In the original Mordiscado the house burns down with Zoe in it. I'd like to keep that ending. Before the house burns down the haunting intensifies and Zoe just completely breaks down. I'm currently living in a huge two-story house that was built in the early 20th century...there is no central air-conditioning and I do my writing in the library, the darkest room in the house. So that adds to the horror.

When I was in college I would read Edgar Allan Poe by candlelight in my dorm.
When I was a little girl I would beg my babysitters to tell me scary stories.
When I was a little girl I enjoyed scaring the hell out of my siblings and cousins.
I have a wealth of horror to draw from...

thus.
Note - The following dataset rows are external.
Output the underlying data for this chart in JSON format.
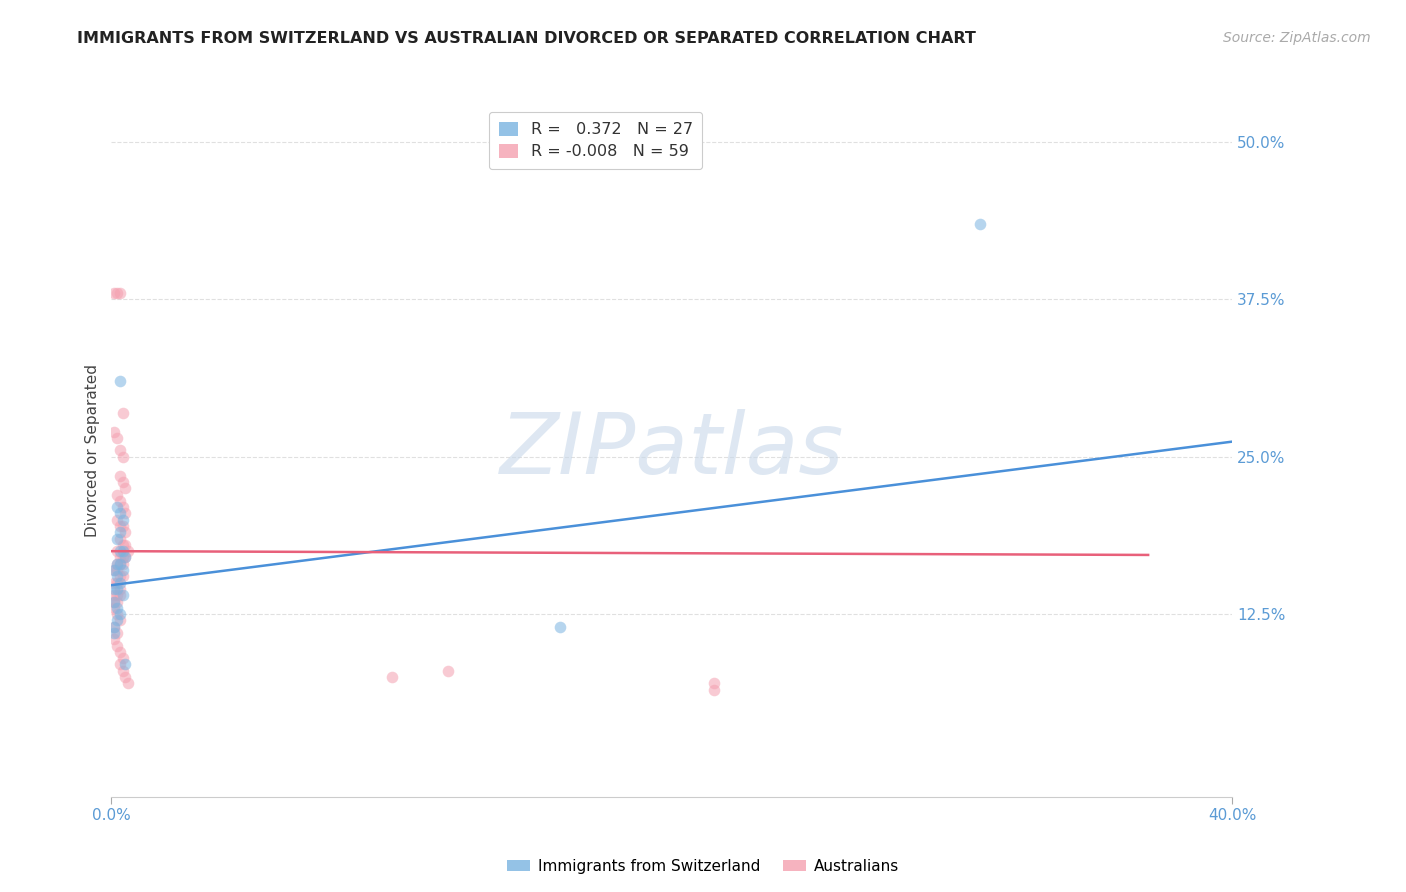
{
  "title": "IMMIGRANTS FROM SWITZERLAND VS AUSTRALIAN DIVORCED OR SEPARATED CORRELATION CHART",
  "source": "Source: ZipAtlas.com",
  "ylabel": "Divorced or Separated",
  "xlim": [
    0.0,
    0.4
  ],
  "ylim": [
    -0.02,
    0.53
  ],
  "y_ticks": [
    0.0,
    0.125,
    0.25,
    0.375,
    0.5
  ],
  "y_tick_labels": [
    "",
    "12.5%",
    "25.0%",
    "37.5%",
    "50.0%"
  ],
  "x_ticks": [
    0.0,
    0.4
  ],
  "x_tick_labels": [
    "0.0%",
    "40.0%"
  ],
  "legend_entries": [
    {
      "label_r": "R = ",
      "label_rv": " 0.372",
      "label_n": "  N = ",
      "label_nv": "27",
      "color": "#7ab3e0"
    },
    {
      "label_r": "R = ",
      "label_rv": "-0.008",
      "label_n": "  N = ",
      "label_nv": "59",
      "color": "#f4a0b0"
    }
  ],
  "bottom_legend": [
    {
      "label": "Immigrants from Switzerland",
      "color": "#7ab3e0"
    },
    {
      "label": "Australians",
      "color": "#f4a0b0"
    }
  ],
  "blue_scatter": [
    [
      0.003,
      0.31
    ],
    [
      0.002,
      0.21
    ],
    [
      0.003,
      0.205
    ],
    [
      0.004,
      0.2
    ],
    [
      0.003,
      0.19
    ],
    [
      0.002,
      0.185
    ],
    [
      0.004,
      0.175
    ],
    [
      0.003,
      0.175
    ],
    [
      0.005,
      0.17
    ],
    [
      0.002,
      0.165
    ],
    [
      0.003,
      0.165
    ],
    [
      0.001,
      0.16
    ],
    [
      0.004,
      0.16
    ],
    [
      0.002,
      0.155
    ],
    [
      0.003,
      0.15
    ],
    [
      0.001,
      0.145
    ],
    [
      0.002,
      0.145
    ],
    [
      0.004,
      0.14
    ],
    [
      0.001,
      0.135
    ],
    [
      0.002,
      0.13
    ],
    [
      0.003,
      0.125
    ],
    [
      0.002,
      0.12
    ],
    [
      0.001,
      0.115
    ],
    [
      0.001,
      0.11
    ],
    [
      0.31,
      0.435
    ],
    [
      0.005,
      0.085
    ],
    [
      0.16,
      0.115
    ]
  ],
  "pink_scatter": [
    [
      0.001,
      0.38
    ],
    [
      0.002,
      0.38
    ],
    [
      0.003,
      0.38
    ],
    [
      0.004,
      0.285
    ],
    [
      0.001,
      0.27
    ],
    [
      0.002,
      0.265
    ],
    [
      0.003,
      0.255
    ],
    [
      0.004,
      0.25
    ],
    [
      0.003,
      0.235
    ],
    [
      0.004,
      0.23
    ],
    [
      0.005,
      0.225
    ],
    [
      0.002,
      0.22
    ],
    [
      0.003,
      0.215
    ],
    [
      0.004,
      0.21
    ],
    [
      0.005,
      0.205
    ],
    [
      0.002,
      0.2
    ],
    [
      0.003,
      0.195
    ],
    [
      0.004,
      0.195
    ],
    [
      0.005,
      0.19
    ],
    [
      0.003,
      0.185
    ],
    [
      0.004,
      0.18
    ],
    [
      0.005,
      0.18
    ],
    [
      0.006,
      0.175
    ],
    [
      0.002,
      0.175
    ],
    [
      0.003,
      0.17
    ],
    [
      0.004,
      0.17
    ],
    [
      0.005,
      0.17
    ],
    [
      0.002,
      0.165
    ],
    [
      0.003,
      0.165
    ],
    [
      0.004,
      0.165
    ],
    [
      0.001,
      0.16
    ],
    [
      0.002,
      0.16
    ],
    [
      0.003,
      0.155
    ],
    [
      0.004,
      0.155
    ],
    [
      0.001,
      0.15
    ],
    [
      0.002,
      0.15
    ],
    [
      0.003,
      0.145
    ],
    [
      0.001,
      0.14
    ],
    [
      0.002,
      0.14
    ],
    [
      0.003,
      0.14
    ],
    [
      0.001,
      0.135
    ],
    [
      0.002,
      0.135
    ],
    [
      0.001,
      0.13
    ],
    [
      0.002,
      0.125
    ],
    [
      0.003,
      0.12
    ],
    [
      0.001,
      0.115
    ],
    [
      0.002,
      0.11
    ],
    [
      0.001,
      0.105
    ],
    [
      0.002,
      0.1
    ],
    [
      0.003,
      0.095
    ],
    [
      0.004,
      0.09
    ],
    [
      0.003,
      0.085
    ],
    [
      0.004,
      0.08
    ],
    [
      0.005,
      0.075
    ],
    [
      0.006,
      0.07
    ],
    [
      0.12,
      0.08
    ],
    [
      0.215,
      0.065
    ],
    [
      0.215,
      0.07
    ],
    [
      0.1,
      0.075
    ]
  ],
  "blue_line": {
    "x": [
      0.0,
      0.4
    ],
    "y": [
      0.148,
      0.262
    ],
    "color": "#4a90d9",
    "linewidth": 1.8
  },
  "pink_line": {
    "x": [
      0.0,
      0.37
    ],
    "y": [
      0.175,
      0.172
    ],
    "color": "#e8607a",
    "linewidth": 1.8,
    "linestyle": "-"
  },
  "watermark_text": "ZIPatlas",
  "watermark_color": "#c8d8ea",
  "watermark_alpha": 0.6,
  "background_color": "#ffffff",
  "grid_color": "#e0e0e0",
  "title_fontsize": 11.5,
  "source_fontsize": 10,
  "axis_tick_color": "#5b9bd5",
  "scatter_alpha": 0.55,
  "scatter_size": 70
}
I was born to write horror novels. Watch out, Stephen King. Prepare to be dethroned.

P.S. I just Googled "Mordiscado" and found THIS REVIEW!!! I'd never read this before. Thanks, man! Hopefully you'll like the revision even more! Now I am bound and determined to revise and sell Mordiscado. Because of this one beautiful review. Thank you!!!

1 comments:

michaeljamesmartin said...

i recently moved to texas, now living in my moms house out in the sticks. but there's this weird bad-juju vibe to the place. Once I woke up in the middle of the night and saw this tall shadow at the foot of my bed. I was instantly scared. I have never been more scared in my face. And I kept looking at it (not through it, like regular shadows), but at this fucking thing and it wouldn't go away. Then it slowly faded and I wasn't scared anymore.

I mean, shit, I've been shot at, jumped, lived on the streets, etc, and that shit still scares me when I think about it.

I dig your lesbian take. I'm interested. I wrote about a lesbian once who liked pinching people and saying, "Trouble in your teeth".